And it wasn’t just the emphatic margin of defeat that cut deep but the manner in which the players went about their business, or didn’t in many cases.

Excuses could be made that we were without two of our most important players in the suspended Tiote and Barton. More excuses could be offered for some poor refereering decisions. But there were still 11 blokes against 11 and one side wanted it more than the other, and the four goal deficit proved it.

What unfolded though was more than just a comprehensive defeat. In some worryingly undisciplined play, real cracks appeared to be showing as frustration led to some pretty unsavoury incidents and a resultant and deserved red card for Coloccini.

The stall was set early when Kevin Nolan, returning to his old employers, gifted the home side a penalty with a little help from his friends, both Coloccini and Enrique guilty of fannying on with the ball before Nolan had to intervene and managed to handball in the box. Kevin Davies made no mistake from the spot.

With a lop-sided and lifeless approach to the game, we really looked liked imploding with some awful challenges and shoddy passing. For every pass that went astray, you could sense the frustration growing. Mike Williamson could quite easily have seen red for a needless and cynical block/headbutt on Elmander.

And the writing appeared to be on the wall, when Matt Taylor’s free kick smashed off the crossbar. A static defence didn’t respond quickly enough and Chung Yong-Lee pounced to double the lead.

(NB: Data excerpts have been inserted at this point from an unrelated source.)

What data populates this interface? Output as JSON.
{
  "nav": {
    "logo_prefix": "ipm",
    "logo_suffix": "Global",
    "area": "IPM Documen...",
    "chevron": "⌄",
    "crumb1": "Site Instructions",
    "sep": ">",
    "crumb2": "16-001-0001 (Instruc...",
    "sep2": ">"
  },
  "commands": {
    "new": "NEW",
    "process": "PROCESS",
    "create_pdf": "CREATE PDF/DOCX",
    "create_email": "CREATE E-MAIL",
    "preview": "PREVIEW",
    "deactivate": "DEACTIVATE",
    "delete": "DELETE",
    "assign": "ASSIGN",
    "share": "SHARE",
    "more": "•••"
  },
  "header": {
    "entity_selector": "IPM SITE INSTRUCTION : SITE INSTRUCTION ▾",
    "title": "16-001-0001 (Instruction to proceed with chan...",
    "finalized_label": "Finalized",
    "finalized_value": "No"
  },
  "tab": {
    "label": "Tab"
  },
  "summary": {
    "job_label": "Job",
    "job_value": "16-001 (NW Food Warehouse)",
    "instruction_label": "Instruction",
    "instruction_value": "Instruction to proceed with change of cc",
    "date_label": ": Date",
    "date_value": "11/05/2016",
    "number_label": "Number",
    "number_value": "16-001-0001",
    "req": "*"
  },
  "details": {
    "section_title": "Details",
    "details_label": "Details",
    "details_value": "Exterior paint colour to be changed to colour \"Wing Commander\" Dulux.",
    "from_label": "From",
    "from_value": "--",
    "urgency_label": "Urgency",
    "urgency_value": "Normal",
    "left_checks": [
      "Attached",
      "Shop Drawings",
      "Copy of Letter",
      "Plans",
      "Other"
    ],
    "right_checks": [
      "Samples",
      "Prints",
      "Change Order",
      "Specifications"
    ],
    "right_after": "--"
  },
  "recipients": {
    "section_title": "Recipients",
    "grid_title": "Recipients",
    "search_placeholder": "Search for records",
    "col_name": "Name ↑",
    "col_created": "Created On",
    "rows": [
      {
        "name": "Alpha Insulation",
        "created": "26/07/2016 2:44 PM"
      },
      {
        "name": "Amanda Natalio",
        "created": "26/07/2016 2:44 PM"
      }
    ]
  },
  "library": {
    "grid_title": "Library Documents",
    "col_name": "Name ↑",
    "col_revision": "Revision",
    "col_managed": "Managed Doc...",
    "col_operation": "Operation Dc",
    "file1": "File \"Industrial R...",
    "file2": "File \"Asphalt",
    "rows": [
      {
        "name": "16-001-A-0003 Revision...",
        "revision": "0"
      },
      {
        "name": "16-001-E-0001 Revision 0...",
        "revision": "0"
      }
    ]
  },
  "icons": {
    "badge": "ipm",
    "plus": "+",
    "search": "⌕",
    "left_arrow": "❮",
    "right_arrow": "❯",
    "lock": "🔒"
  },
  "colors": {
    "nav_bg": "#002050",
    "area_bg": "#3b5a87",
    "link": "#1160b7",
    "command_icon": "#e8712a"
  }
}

Half time couldn’t come quick enough but whatever Hughton said to those in blue it didn’t have the desired effect. Within minutes of the restart, Elmander almost walked the ball into the back of the net to just about put the result beyond doubt at 3-0.

The only player in blue that came out of the match with any real credit was inevitably the one person who looked like making any kind of difference. Andy Carroll’s well-taken goal to make it 3-1 was about the first piece of genuine football we had managed in the first 52 minutes.

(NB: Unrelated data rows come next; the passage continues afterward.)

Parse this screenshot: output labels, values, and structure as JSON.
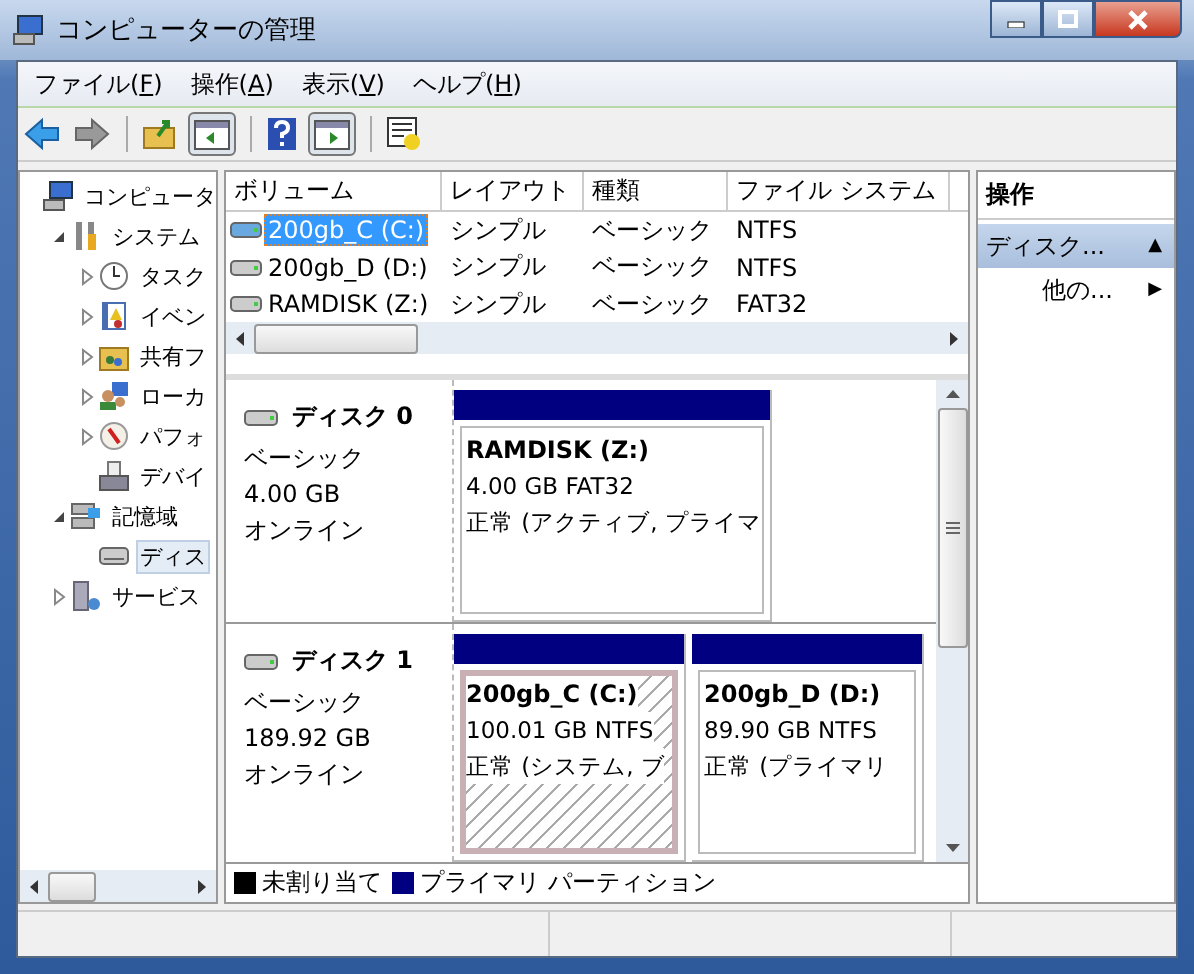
{
  "window": {
    "title": "コンピューターの管理"
  },
  "menu": [
    {
      "before": "ファイル(",
      "key": "F",
      "after": ")"
    },
    {
      "before": "操作(",
      "key": "A",
      "after": ")"
    },
    {
      "before": "表示(",
      "key": "V",
      "after": ")"
    },
    {
      "before": "ヘルプ(",
      "key": "H",
      "after": ")"
    }
  ],
  "tree": [
    {
      "label": "コンピュータ",
      "kind": "computer",
      "selected": false,
      "children": [
        {
          "label": "システム",
          "kind": "tools",
          "expanded": true,
          "selected": false,
          "children": [
            {
              "label": "タスク",
              "kind": "clock",
              "expanded": false,
              "selected": false
            },
            {
              "label": "イベン",
              "kind": "log",
              "expanded": false,
              "selected": false
            },
            {
              "label": "共有フ",
              "kind": "folder",
              "expanded": false,
              "selected": false
            },
            {
              "label": "ローカ",
              "kind": "users",
              "expanded": false,
              "selected": false
            },
            {
              "label": "パフォ",
              "kind": "gauge",
              "expanded": false,
              "selected": false
            },
            {
              "label": "デバイ",
              "kind": "device",
              "selected": false
            }
          ]
        },
        {
          "label": "記憶域",
          "kind": "storage",
          "expanded": true,
          "selected": false,
          "children": [
            {
              "label": "ディス",
              "kind": "disk",
              "selected": true
            }
          ]
        },
        {
          "label": "サービス",
          "kind": "services",
          "expanded": false,
          "selected": false
        }
      ]
    }
  ],
  "volumes": {
    "columns": [
      "ボリューム",
      "レイアウト",
      "種類",
      "ファイル システム"
    ],
    "rows": [
      {
        "cells": [
          "200gb_C (C:)",
          "シンプル",
          "ベーシック",
          "NTFS"
        ],
        "selected": true
      },
      {
        "cells": [
          "200gb_D (D:)",
          "シンプル",
          "ベーシック",
          "NTFS"
        ],
        "selected": false
      },
      {
        "cells": [
          "RAMDISK (Z:)",
          "シンプル",
          "ベーシック",
          "FAT32"
        ],
        "selected": false
      }
    ]
  },
  "disks": [
    {
      "name": "ディスク 0",
      "type": "ベーシック",
      "size": "4.00 GB",
      "status": "オンライン",
      "partitions": [
        {
          "name": "RAMDISK  (Z:)",
          "detail": "4.00 GB FAT32",
          "status": "正常 (アクティブ, プライマ",
          "color": "#000080",
          "selected": false
        }
      ]
    },
    {
      "name": "ディスク 1",
      "type": "ベーシック",
      "size": "189.92 GB",
      "status": "オンライン",
      "partitions": [
        {
          "name": "200gb_C  (C:)",
          "detail": "100.01 GB NTFS",
          "status": "正常 (システム, ブ",
          "color": "#000080",
          "selected": true
        },
        {
          "name": "200gb_D  (D:)",
          "detail": "89.90 GB NTFS",
          "status": "正常 (プライマリ",
          "color": "#000080",
          "selected": false
        }
      ]
    }
  ],
  "legend": [
    {
      "label": "未割り当て",
      "color": "#000000"
    },
    {
      "label": "プライマリ パーティション",
      "color": "#000080"
    }
  ],
  "actions": {
    "title": "操作",
    "items": [
      {
        "label": "ディスク...",
        "arrow": "▲",
        "kind": "section",
        "selected": true
      },
      {
        "label": "他の...",
        "arrow": "▶",
        "kind": "item",
        "selected": false
      }
    ]
  }
}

But that was barely a consolation and when Elmander shrugged off Coloccini to finish well and extend the lead to 4-1, it rubbed salt into the wound of one player you sensed this sort of defeat would really hurt. Carroll never gave up the ghost and put himself about but had nobody in support for the entire game.

Given the ease with which he was shrugged off the ball for the fourth, it was clear that Coloccini had a bone to pick with Elmander. Unfortunately, his cowardly act of elbowing the Swede in the face, is just one more incident to put in our Hall of Shame. Kevin Nolan, not to be outdone tried his own particular brand of obstruction with a ridiculous block, to sum up the kind of forgettable afternoon we were having.

And then just to add insult to injury, Howard Webb, who had been inept all game, added to his own poor performance when he awarded a penalty in the dying minutes. Enrique clearly got the ball, but it was judged to be a foul. Kevin Davies got his second from the spot to make it 5-1.

All in all, definitely one to forget. There had been chances late on at the other end for Carroll and Lovenkrands, but in light of the hiding we took they seemed inconsequential. Despite a good start to the season on our travels, the visit to the Reebok once again proved to be too much.

Much can be taken from this game and conclusions made. Professional and amateur pundits alike can wax about the problems that exist and the tough road that lies ahead. But it’s a funny old club, a funny old season and indeed a funny old game. I wouldn’t put it past us getting a result against Chelsea, so I live in hope, Brian.